It’s simply another impulsive move by the U.S. president, who insists on seeking victories where there are none, in an attempt to disguise the disaster that is to come.

During the past month, Trump said that "ISIS has been defeated," and that he had ordered troops withdrawn from Syria.

This is no surprise,given that Trump has pledged incessantly since his presidential campaign that he would withdraw the soldiers from the conflict, arguing that we should "leave other people to take care of that."

It was the chemical attacks undertaken by the Bashar Al-Assad government in April 2017 that forced Trump to "take action on the matter" and authorize the launch of 59 Tomahawk missiles against an air base near the city of Homs.

However, this occurred when Trump was still surrounded by people who kept a moral compass in the White House, helping keep the ship on course.

While the U.S.' initial participation in the coalition against the Islamic State was a consequence of the Civil War in Syria, its strategic support exerted a fundamental pressure to help the Syrian people against the Al-Assad regime – financed and supported by Vladimir Putin himself.
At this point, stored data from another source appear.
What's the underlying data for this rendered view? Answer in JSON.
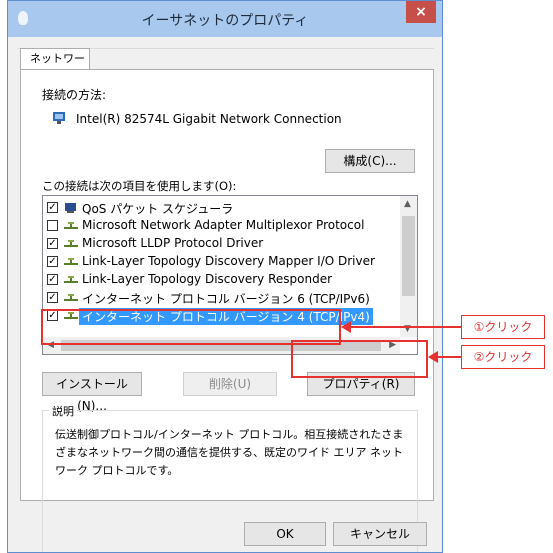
{
  "window": {
    "title": "イーサネットのプロパティ",
    "close_glyph": "×"
  },
  "tab": {
    "label": "ネットワーク"
  },
  "connect_using": {
    "label": "接続の方法:",
    "adapter": "Intel(R) 82574L Gigabit Network Connection",
    "configure_button": "構成(C)..."
  },
  "items": {
    "label": "この接続は次の項目を使用します(O):",
    "rows": [
      {
        "checked": true,
        "text": "QoS パケット スケジューラ",
        "icon": "qos-icon"
      },
      {
        "checked": false,
        "text": "Microsoft Network Adapter Multiplexor Protocol",
        "icon": "protocol-icon"
      },
      {
        "checked": true,
        "text": "Microsoft LLDP Protocol Driver",
        "icon": "protocol-icon"
      },
      {
        "checked": true,
        "text": "Link-Layer Topology Discovery Mapper I/O Driver",
        "icon": "protocol-icon"
      },
      {
        "checked": true,
        "text": "Link-Layer Topology Discovery Responder",
        "icon": "protocol-icon"
      },
      {
        "checked": true,
        "text": "インターネット プロトコル バージョン 6 (TCP/IPv6)",
        "icon": "protocol-icon"
      },
      {
        "checked": true,
        "text": "インターネット プロトコル バージョン 4 (TCP/IPv4)",
        "icon": "protocol-icon",
        "selected": true
      }
    ]
  },
  "buttons": {
    "install": "インストール(N)...",
    "uninstall": "削除(U)",
    "properties": "プロパティ(R)"
  },
  "description": {
    "label": "説明",
    "text": "伝送制御プロトコル/インターネット プロトコル。相互接続されたさまざまなネットワーク間の通信を提供する、既定のワイド エリア ネットワーク プロトコルです。"
  },
  "footer": {
    "ok": "OK",
    "cancel": "キャンセル"
  },
  "annotations": {
    "step1": "①クリック",
    "step2": "②クリック"
  },
  "colors": {
    "accent": "#e5312f",
    "selection": "#3399ff",
    "titlebar": "#a9c8ee"
  }
}
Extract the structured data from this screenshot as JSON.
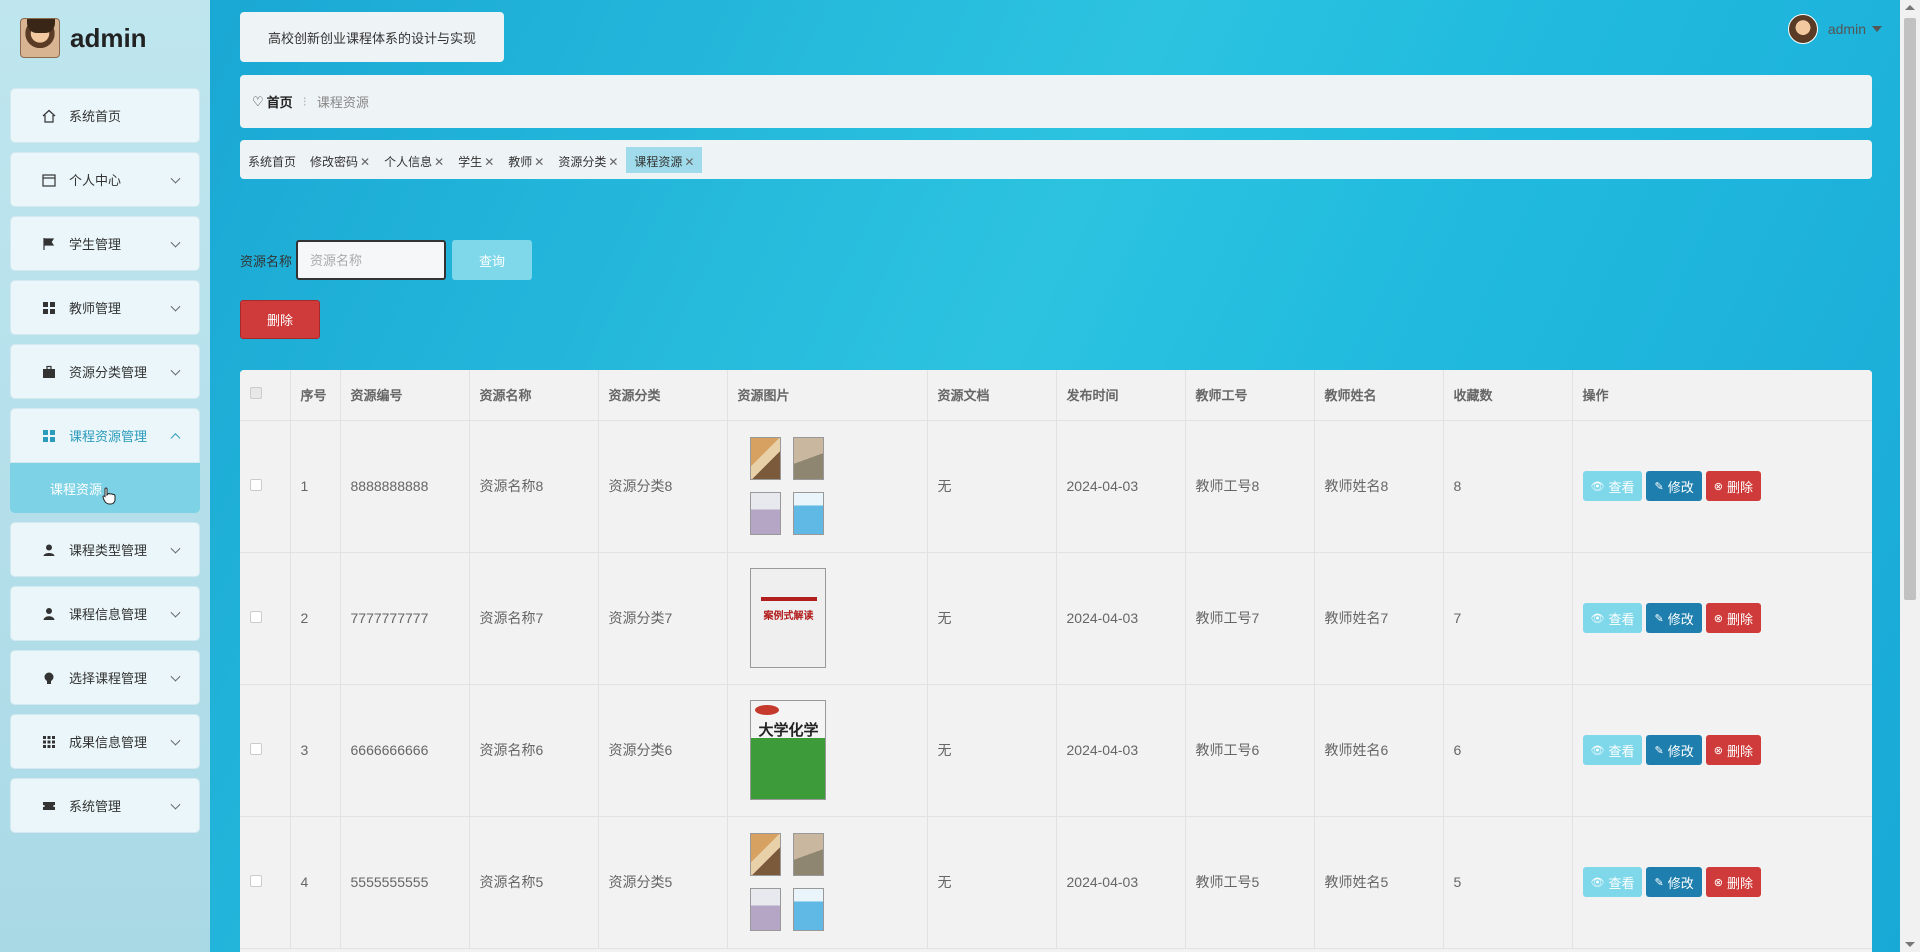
{
  "sidebar": {
    "brand": "admin",
    "items": [
      {
        "label": "系统首页",
        "icon": "home-icon"
      },
      {
        "label": "个人中心",
        "icon": "calendar-icon"
      },
      {
        "label": "学生管理",
        "icon": "flag-icon"
      },
      {
        "label": "教师管理",
        "icon": "grid-icon"
      },
      {
        "label": "资源分类管理",
        "icon": "briefcase-icon"
      },
      {
        "label": "课程资源管理",
        "icon": "grid-icon"
      },
      {
        "label": "课程类型管理",
        "icon": "user-icon"
      },
      {
        "label": "课程信息管理",
        "icon": "user-icon"
      },
      {
        "label": "选择课程管理",
        "icon": "bulb-icon"
      },
      {
        "label": "成果信息管理",
        "icon": "apps-icon"
      },
      {
        "label": "系统管理",
        "icon": "ticket-icon"
      }
    ],
    "submenu_label": "课程资源"
  },
  "header": {
    "title": "高校创新创业课程体系的设计与实现",
    "user": "admin"
  },
  "breadcrumb": {
    "home": "首页",
    "current": "课程资源"
  },
  "tags": [
    "系统首页",
    "修改密码",
    "个人信息",
    "学生",
    "教师",
    "资源分类",
    "课程资源"
  ],
  "search": {
    "label": "资源名称",
    "placeholder": "资源名称",
    "query_label": "查询",
    "delete_label": "删除"
  },
  "table": {
    "headers": [
      "序号",
      "资源编号",
      "资源名称",
      "资源分类",
      "资源图片",
      "资源文档",
      "发布时间",
      "教师工号",
      "教师姓名",
      "收藏数",
      "操作"
    ],
    "rows": [
      {
        "no": "1",
        "code": "8888888888",
        "name": "资源名称8",
        "category": "资源分类8",
        "image": "books-grid",
        "doc": "无",
        "time": "2024-04-03",
        "tid": "教师工号8",
        "tname": "教师姓名8",
        "fav": "8"
      },
      {
        "no": "2",
        "code": "7777777777",
        "name": "资源名称7",
        "category": "资源分类7",
        "image": "case-cover",
        "doc": "无",
        "time": "2024-04-03",
        "tid": "教师工号7",
        "tname": "教师姓名7",
        "fav": "7"
      },
      {
        "no": "3",
        "code": "6666666666",
        "name": "资源名称6",
        "category": "资源分类6",
        "image": "chem-cover",
        "doc": "无",
        "time": "2024-04-03",
        "tid": "教师工号6",
        "tname": "教师姓名6",
        "fav": "6"
      },
      {
        "no": "4",
        "code": "5555555555",
        "name": "资源名称5",
        "category": "资源分类5",
        "image": "books-grid",
        "doc": "无",
        "time": "2024-04-03",
        "tid": "教师工号5",
        "tname": "教师姓名5",
        "fav": "5"
      }
    ],
    "actions": {
      "view": "查看",
      "edit": "修改",
      "delete": "删除"
    },
    "cover_text": {
      "case": "案例式解读",
      "chem": "大学化学"
    }
  }
}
The use of chemical weapons by the regime again forced Trump to participate in a coordinated bombing with the U.K. and France in April 2018 to weaken Al-Assad's ability to "develop, deploy, and use chemical weapons in the future."

"Mission accomplished!" the president wrote on Twitter.

Since then, nobody has been clear about the role to be played by the U.S. in the war in Syria, or on the international political stage at all for that matter.

Now, the president's national security adviser assures that troops cannot be withdrawn from the country because some "objectives must be achieved,” according to the Washington Post.

Trump contradicted Bolton only hours later, assuring that nothing had changed in his decision.

The U.S. is the force that sustains the Kurdish militias north of Syria battling against what remains of the Islamic State, ensuring strategic control of the area - its withdrawal could lead to Russia finally taking complete power there.

One way or another, the U.S. presence in the conflict has been, once again, an aggravating circumstance, especially for Syrian citizens who have been forced to move around the world fleeing the chemical warfare executed by Assad and Putin, and the violence of the Islamic State.

Trump’s instability only adds fuel to the fire, instead of guaranteeing a future for millions of victims.